Guide: Most tour operators will promise an experienced, English-speaking guide, but the definition of “experienced” can vary. Understanding your guide is important to get safety information straight, but it’s also nice to be able to understand the overview of each section of the trail. Hubert or “Jubi” – my guide for Barracuda Biking – was one of the most solid tour guides I’ve had. He had excellent communication, and was fun and built rapport without losing the group’s confidence. He tag-teamed with a guy named Mono, putting one person in the front and one in the back, to make sure even us slackers (me) were never the last ones on the road.
The Death Road starts at La Cumbre Pass 4,650 meters (15,260 ft) and finishes in the jungle town of Coroico at 1,200 meters (3,900 feet). You’ll drive about 45 minutes from La Paz to La Cumbre Pass. From there, the ride is broken into 2 parts: the warm-up ride along 22km of paved road and the at times terrifying ride along 33km of narrow gravel roads (with a quick uphill bus ride in between).
Part 1 | The Paved Part | 22km: As you get confident on your bike, you’ll travel down a gradually winding, smooth paved road. Sounds easy enough, right? You’ll still need to stay right to avoid oncoming trucks and keep your eyes ahead lest another peloton has made a sudden stop. At cloud level with forested hills on all sides, this part of the ride is absolutely beautiful. Your guide should make regular stops (every 2-8km) to ensure everyone is caught up and faring well.
Next, you’ll have a quick bus ride intermission for the uphill part, because no one really wants to pedal at 4,700m.
Part 2 | The Gravely Part | 33km: In case your confidence was too high, the real fun of the Death Road starts here. This section of road averages one-car-width and has the occasional 600m drop. The first 11km is well above the clouds, and you’ll just have to make assumptions how far you’d fall. While we’d rather not drive it, the road feels plenty wide for a bicycle without oncoming traffic. There are some bumps and loose gravel, but the decline is moderate enough.

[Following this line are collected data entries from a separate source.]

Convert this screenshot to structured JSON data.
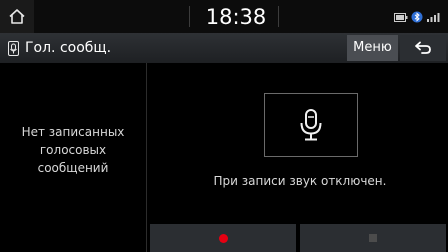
{
  "status_bar": {
    "time": "18:38",
    "home_icon": "home-icon",
    "icons": [
      "battery-icon",
      "bluetooth-icon",
      "signal-icon"
    ]
  },
  "header": {
    "title": "Гол. сообщ.",
    "title_icon": "voice-memo-icon",
    "menu_label": "Меню",
    "back_icon": "back-arrow-icon"
  },
  "left_panel": {
    "empty_message": "Нет записанных\nголосовых\nсообщений"
  },
  "main": {
    "mic_icon": "microphone-icon",
    "sound_status": "При записи звук отключен."
  },
  "controls": {
    "record_icon": "record-icon",
    "stop_icon": "stop-icon"
  },
  "colors": {
    "record": "#e60012",
    "background": "#000000",
    "button_bg": "#2b2e32",
    "menu_bg": "#4a4d52"
  }
}
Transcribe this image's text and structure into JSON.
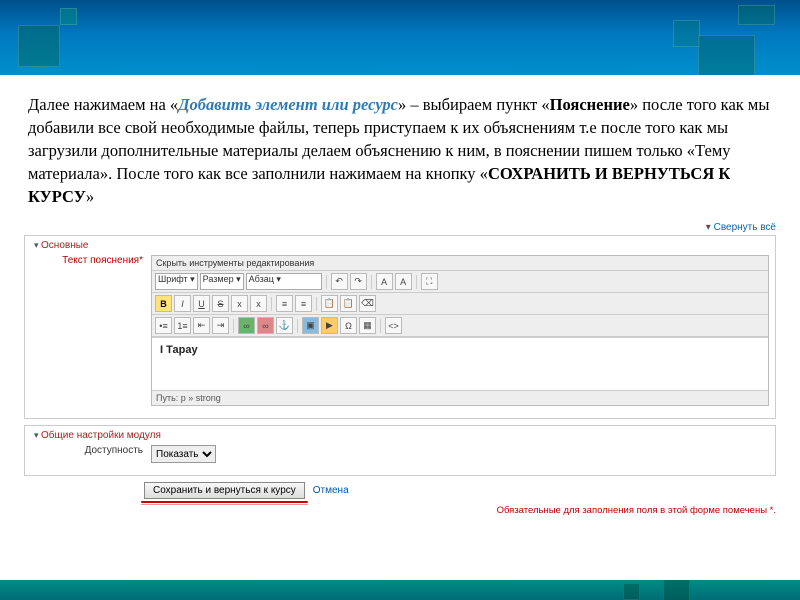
{
  "instruction": {
    "prefix": "Далее нажимаем на «",
    "link": "Добавить элемент или ресурс",
    "mid1": "» – выбираем пункт  «",
    "bold1": "Пояснение",
    "mid2": "» после того как мы добавили все свой необходимые файлы, теперь приступаем к их объяснениям т.е после того как мы загрузили дополнительные материалы делаем объяснению к ним, в пояснении пишем  только «Тему материала». После того как все  заполнили нажимаем на кнопку «",
    "bold2": "СОХРАНИТЬ И ВЕРНУТЬСЯ К КУРСУ",
    "suffix": "»"
  },
  "form": {
    "collapse_all": "Свернуть всё",
    "fs_main": "Основные",
    "label_text": "Текст пояснения*",
    "editor": {
      "hide_tools": "Скрыть инструменты редактирования",
      "font_label": "Шрифт",
      "size_label": "Размер",
      "para_label": "Абзац",
      "content": "І Тарау",
      "path": "Путь: p » strong"
    },
    "fs_module": "Общие настройки модуля",
    "label_avail": "Доступность",
    "avail_value": "Показать",
    "btn_save": "Сохранить и вернуться к курсу",
    "cancel": "Отмена",
    "req_note": "Обязательные для заполнения поля в этой форме помечены *."
  }
}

Once the clouds clear, the next 11km are characterized by waterfalls and a noticeable shift to the rainforest. Along the way, you’ll see crosses and memorials for fallen drivers, but you’re in it now! You’ll keep going anyway!
Finally, the last 11km of the ride is a fun downhill where the drop-offs aren’t quite as steep and the climate is describedly hot. You’ll strip off your jacket and pants as you cruise through humidity, bypassing a few puddles, and peddling hard through a few straightaways.
Is the Death Road safe?
Everyone wants to know the Death Road statistics. Cyclist deaths have occurred on the death road (17 since 1998), but we’d say the ride is completely safe with a good operator. The biking itself isn’t necessarily advanced – anyone with some biking experience and an in-check ego should be able to do it – but you will want good gear and a responsible guide to walk you through it.
The most important safety advice I can give is don’t be an idiot. Go as fast as you’re comfortable with and try to keep control as best you can. It’s better to be last than dead, right?